B773, en-route, east northeast of Anchorage AK USA, 2015

Summary

On 30 December 2015, a Boeing 777-300 making an eastbound Pacific crossing en-route to Toronto encountered forecast moderate to severe clear air turbulence associated with a jet stream over mountainous terrain. Some passengers remained unsecured and were injured, one seriously and the flight diverted to Calgary. The Investigation found that crew action had mitigated the injury risk but that more could have been achieved. It was also found that the pilots had not been in possession of all relevant information and that failure of part of the air conditioning system during the turbulence was due to an improperly installed clamp.

Description

On 30 December 2015, a Boeing 777-300ER (C-FRAM) being operated by Air Canada on a scheduled international passenger flight from Shanghai Pudong to Toronto as ACA 088 with an augmented crew encountered a period of moderate to severe turbulence in day VMC as it crossed southern Alaska at FL 330 eight hours after take-off from Shanghai. One of the two air conditioning systems also failed. One of the 332 passengers was seriously injured and 20 others sustained minor injuries. There was some damage to cabin fittings.

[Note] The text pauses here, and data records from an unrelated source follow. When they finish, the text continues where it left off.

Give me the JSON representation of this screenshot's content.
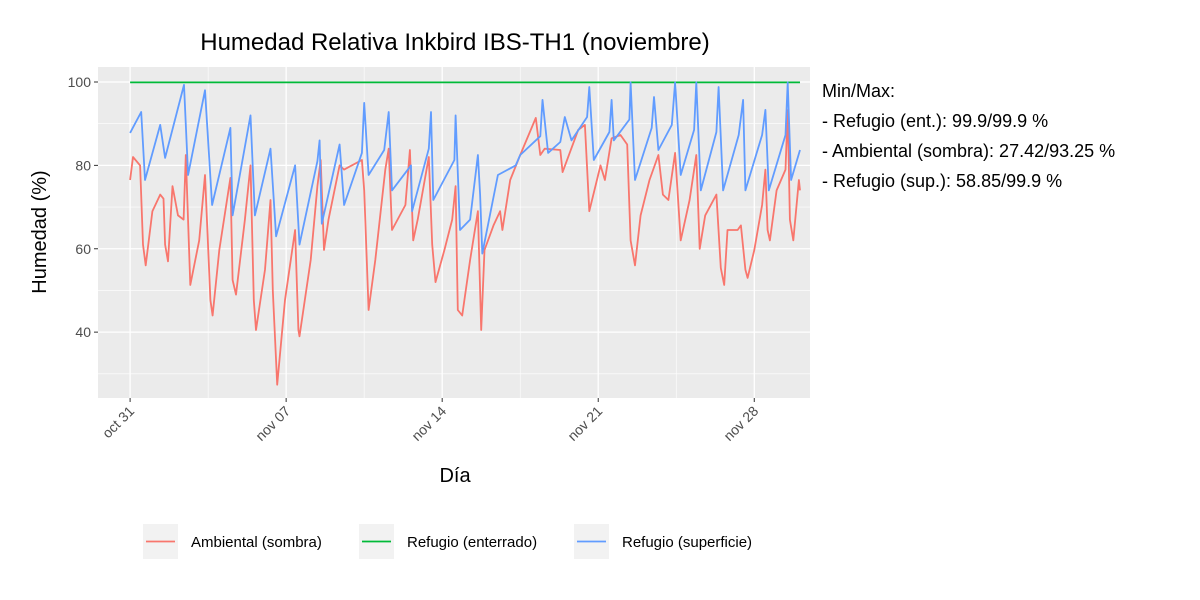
{
  "chart_data": {
    "type": "line",
    "title": "Humedad Relativa Inkbird IBS-TH1 (noviembre)",
    "xlabel": "Día",
    "ylabel": "Humedad (%)",
    "x_unit": "days since oct 31",
    "xlim": [
      -1.44,
      30.5
    ],
    "ylim": [
      24.2,
      103.6
    ],
    "grid": true,
    "x_ticks": [
      {
        "value": 0,
        "label": "oct 31"
      },
      {
        "value": 7,
        "label": "nov 07"
      },
      {
        "value": 14,
        "label": "nov 14"
      },
      {
        "value": 21,
        "label": "nov 21"
      },
      {
        "value": 28,
        "label": "nov 28"
      }
    ],
    "y_ticks": [
      {
        "value": 40,
        "label": "40"
      },
      {
        "value": 60,
        "label": "60"
      },
      {
        "value": 80,
        "label": "80"
      },
      {
        "value": 100,
        "label": "100"
      }
    ],
    "legend_position": "bottom",
    "series": [
      {
        "name": "Ambiental (sombra)",
        "color": "#F8766D",
        "points": [
          [
            0,
            76.5
          ],
          [
            0.13,
            82
          ],
          [
            0.45,
            80
          ],
          [
            0.58,
            61
          ],
          [
            0.7,
            56
          ],
          [
            1.0,
            69
          ],
          [
            1.35,
            73
          ],
          [
            1.5,
            72
          ],
          [
            1.57,
            61
          ],
          [
            1.7,
            57
          ],
          [
            1.9,
            75
          ],
          [
            2.15,
            68
          ],
          [
            2.4,
            67
          ],
          [
            2.5,
            82.5
          ],
          [
            2.7,
            51.3
          ],
          [
            3.1,
            62
          ],
          [
            3.36,
            77.7
          ],
          [
            3.6,
            47.7
          ],
          [
            3.7,
            44
          ],
          [
            4.0,
            59.7
          ],
          [
            4.5,
            77
          ],
          [
            4.6,
            52.5
          ],
          [
            4.75,
            49
          ],
          [
            5.15,
            67
          ],
          [
            5.4,
            80
          ],
          [
            5.55,
            47.7
          ],
          [
            5.65,
            40.5
          ],
          [
            6.05,
            55
          ],
          [
            6.3,
            71.7
          ],
          [
            6.4,
            50
          ],
          [
            6.6,
            27.4
          ],
          [
            6.95,
            47.7
          ],
          [
            7.4,
            64.5
          ],
          [
            7.55,
            40.5
          ],
          [
            7.6,
            39
          ],
          [
            8.1,
            57.3
          ],
          [
            8.4,
            75
          ],
          [
            8.55,
            81.3
          ],
          [
            8.7,
            59.7
          ],
          [
            8.9,
            67
          ],
          [
            9.4,
            80
          ],
          [
            9.6,
            79
          ],
          [
            10.4,
            81.3
          ],
          [
            10.5,
            74
          ],
          [
            10.7,
            45.3
          ],
          [
            11.0,
            57.3
          ],
          [
            11.45,
            79
          ],
          [
            11.6,
            84
          ],
          [
            11.75,
            64.5
          ],
          [
            12.35,
            70.5
          ],
          [
            12.55,
            83.7
          ],
          [
            12.7,
            62
          ],
          [
            12.9,
            67
          ],
          [
            13.4,
            82
          ],
          [
            13.55,
            61
          ],
          [
            13.7,
            52
          ],
          [
            14.1,
            59.7
          ],
          [
            14.45,
            67
          ],
          [
            14.6,
            75
          ],
          [
            14.7,
            45.3
          ],
          [
            14.9,
            44
          ],
          [
            15.25,
            57.3
          ],
          [
            15.6,
            69
          ],
          [
            15.75,
            40.5
          ],
          [
            15.9,
            59.7
          ],
          [
            16.3,
            65.6
          ],
          [
            16.6,
            69
          ],
          [
            16.7,
            64.5
          ],
          [
            17.05,
            76.5
          ],
          [
            17.5,
            82.5
          ],
          [
            18.2,
            91.4
          ],
          [
            18.4,
            82.5
          ],
          [
            18.6,
            84
          ],
          [
            19.3,
            83.7
          ],
          [
            19.4,
            78.4
          ],
          [
            20.1,
            88.5
          ],
          [
            20.4,
            89.7
          ],
          [
            20.6,
            69
          ],
          [
            21.1,
            80
          ],
          [
            21.3,
            76.5
          ],
          [
            21.6,
            86.5
          ],
          [
            22.0,
            87.3
          ],
          [
            22.3,
            85
          ],
          [
            22.45,
            62
          ],
          [
            22.65,
            56
          ],
          [
            22.9,
            68
          ],
          [
            23.3,
            76.5
          ],
          [
            23.7,
            82.5
          ],
          [
            23.9,
            73
          ],
          [
            24.15,
            71.7
          ],
          [
            24.45,
            83
          ],
          [
            24.7,
            62
          ],
          [
            25.1,
            71.7
          ],
          [
            25.4,
            82.5
          ],
          [
            25.55,
            60
          ],
          [
            25.8,
            68
          ],
          [
            26.3,
            73
          ],
          [
            26.5,
            55.4
          ],
          [
            26.65,
            51.3
          ],
          [
            26.8,
            64.5
          ],
          [
            27.25,
            64.5
          ],
          [
            27.4,
            65.6
          ],
          [
            27.6,
            55
          ],
          [
            27.7,
            53
          ],
          [
            28.0,
            59.7
          ],
          [
            28.35,
            70.5
          ],
          [
            28.5,
            79
          ],
          [
            28.6,
            64.5
          ],
          [
            28.7,
            62
          ],
          [
            29.0,
            74
          ],
          [
            29.4,
            79
          ],
          [
            29.5,
            93.25
          ],
          [
            29.6,
            67
          ],
          [
            29.75,
            62
          ],
          [
            30.0,
            76.5
          ],
          [
            30.05,
            74
          ]
        ]
      },
      {
        "name": "Refugio (enterrado)",
        "color": "#00BA38",
        "points": [
          [
            0,
            99.9
          ],
          [
            30.05,
            99.9
          ]
        ]
      },
      {
        "name": "Refugio (superficie)",
        "color": "#619CFF",
        "points": [
          [
            0,
            87.8
          ],
          [
            0.5,
            92.8
          ],
          [
            0.67,
            76.5
          ],
          [
            1.35,
            89.7
          ],
          [
            1.57,
            81.8
          ],
          [
            2.42,
            99.3
          ],
          [
            2.6,
            77.7
          ],
          [
            3.36,
            98
          ],
          [
            3.68,
            70.5
          ],
          [
            4.5,
            89
          ],
          [
            4.6,
            68
          ],
          [
            5.4,
            92
          ],
          [
            5.6,
            68
          ],
          [
            6.3,
            84
          ],
          [
            6.55,
            63
          ],
          [
            7.4,
            80
          ],
          [
            7.6,
            61
          ],
          [
            8.4,
            81
          ],
          [
            8.5,
            86
          ],
          [
            8.6,
            66
          ],
          [
            9.4,
            85
          ],
          [
            9.6,
            70.5
          ],
          [
            10.4,
            83
          ],
          [
            10.5,
            95
          ],
          [
            10.7,
            77.7
          ],
          [
            11.4,
            83.7
          ],
          [
            11.6,
            92.8
          ],
          [
            11.75,
            74
          ],
          [
            12.6,
            80
          ],
          [
            12.65,
            69
          ],
          [
            13.4,
            84
          ],
          [
            13.5,
            92.8
          ],
          [
            13.6,
            71.7
          ],
          [
            14.55,
            81.3
          ],
          [
            14.6,
            92
          ],
          [
            14.8,
            64.5
          ],
          [
            15.25,
            67
          ],
          [
            15.6,
            82.5
          ],
          [
            15.7,
            73
          ],
          [
            15.8,
            58.85
          ],
          [
            16.5,
            77.7
          ],
          [
            17.3,
            80
          ],
          [
            17.5,
            82.5
          ],
          [
            18.4,
            87
          ],
          [
            18.5,
            95.7
          ],
          [
            18.75,
            83
          ],
          [
            19.3,
            85.6
          ],
          [
            19.5,
            91.6
          ],
          [
            19.8,
            86
          ],
          [
            20.5,
            91.6
          ],
          [
            20.6,
            98.8
          ],
          [
            20.8,
            81.3
          ],
          [
            21.5,
            88
          ],
          [
            21.6,
            95.7
          ],
          [
            21.7,
            86
          ],
          [
            22.4,
            91
          ],
          [
            22.45,
            99.9
          ],
          [
            22.65,
            76.5
          ],
          [
            23.4,
            89
          ],
          [
            23.5,
            96.4
          ],
          [
            23.7,
            83.7
          ],
          [
            24.3,
            89.7
          ],
          [
            24.45,
            99.9
          ],
          [
            24.7,
            77.7
          ],
          [
            25.3,
            88.5
          ],
          [
            25.4,
            99.9
          ],
          [
            25.6,
            74
          ],
          [
            26.3,
            88
          ],
          [
            26.4,
            98.8
          ],
          [
            26.6,
            74
          ],
          [
            27.3,
            87.3
          ],
          [
            27.5,
            95.7
          ],
          [
            27.6,
            74
          ],
          [
            28.35,
            87.3
          ],
          [
            28.5,
            93.3
          ],
          [
            28.65,
            74
          ],
          [
            29.4,
            87.3
          ],
          [
            29.5,
            99.9
          ],
          [
            29.65,
            76.5
          ],
          [
            30.05,
            83.7
          ]
        ]
      }
    ],
    "annotations": [
      "Min/Max:",
      "- Refugio (ent.): 99.9/99.9 %",
      "- Ambiental (sombra): 27.42/93.25 %",
      "- Refugio (sup.): 58.85/99.9 %"
    ]
  }
}
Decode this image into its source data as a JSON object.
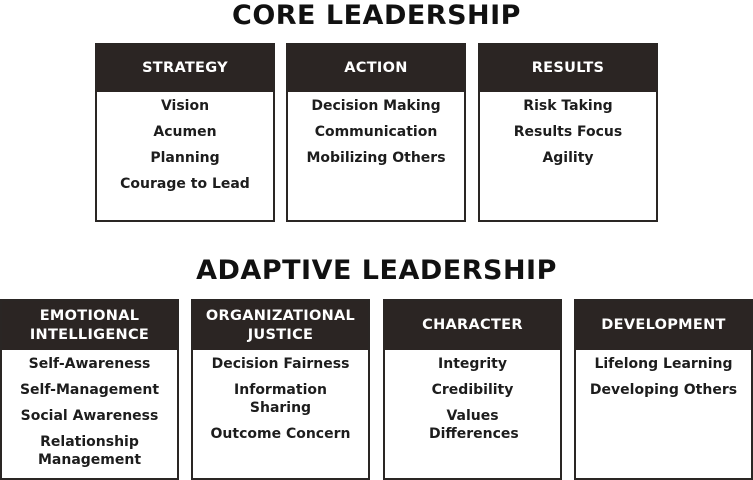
{
  "core": {
    "title": "CORE LEADERSHIP",
    "boxes": [
      {
        "header": [
          "STRATEGY"
        ],
        "items": [
          "Vision",
          "Acumen",
          "Planning",
          "Courage to Lead"
        ]
      },
      {
        "header": [
          "ACTION"
        ],
        "items": [
          "Decision Making",
          "Communication",
          "Mobilizing Others"
        ]
      },
      {
        "header": [
          "RESULTS"
        ],
        "items": [
          "Risk Taking",
          "Results Focus",
          "Agility"
        ]
      }
    ]
  },
  "adaptive": {
    "title": "ADAPTIVE LEADERSHIP",
    "boxes": [
      {
        "header": [
          "EMOTIONAL",
          "INTELLIGENCE"
        ],
        "items": [
          "Self-Awareness",
          "Self-Management",
          "Social Awareness",
          "Relationship Management"
        ]
      },
      {
        "header": [
          "ORGANIZATIONAL",
          "JUSTICE"
        ],
        "items": [
          "Decision Fairness",
          "Information Sharing",
          "Outcome Concern"
        ]
      },
      {
        "header": [
          "CHARACTER"
        ],
        "items": [
          "Integrity",
          "Credibility",
          "Values Differences"
        ]
      },
      {
        "header": [
          "DEVELOPMENT"
        ],
        "items": [
          "Lifelong Learning",
          "Developing Others"
        ]
      }
    ]
  }
}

The track flown and event location (a hollow circle) plotted the forecast sig weather chart. [Reproduced from the Official Report]

Investigation

An Investigation was carried out by the Canadian Transportation Safety Board. Relevant data was successfully recovered from the DFDR but since the aircraft did not land until 2 hours 45 minutes after the investigated event and the CVR continued to run, none of its data, in particular use of the cabin PA system, were of any use. It was noted that the DFDR did not record the position of the flight deck switch which is used to switch the seat belt sign on and off.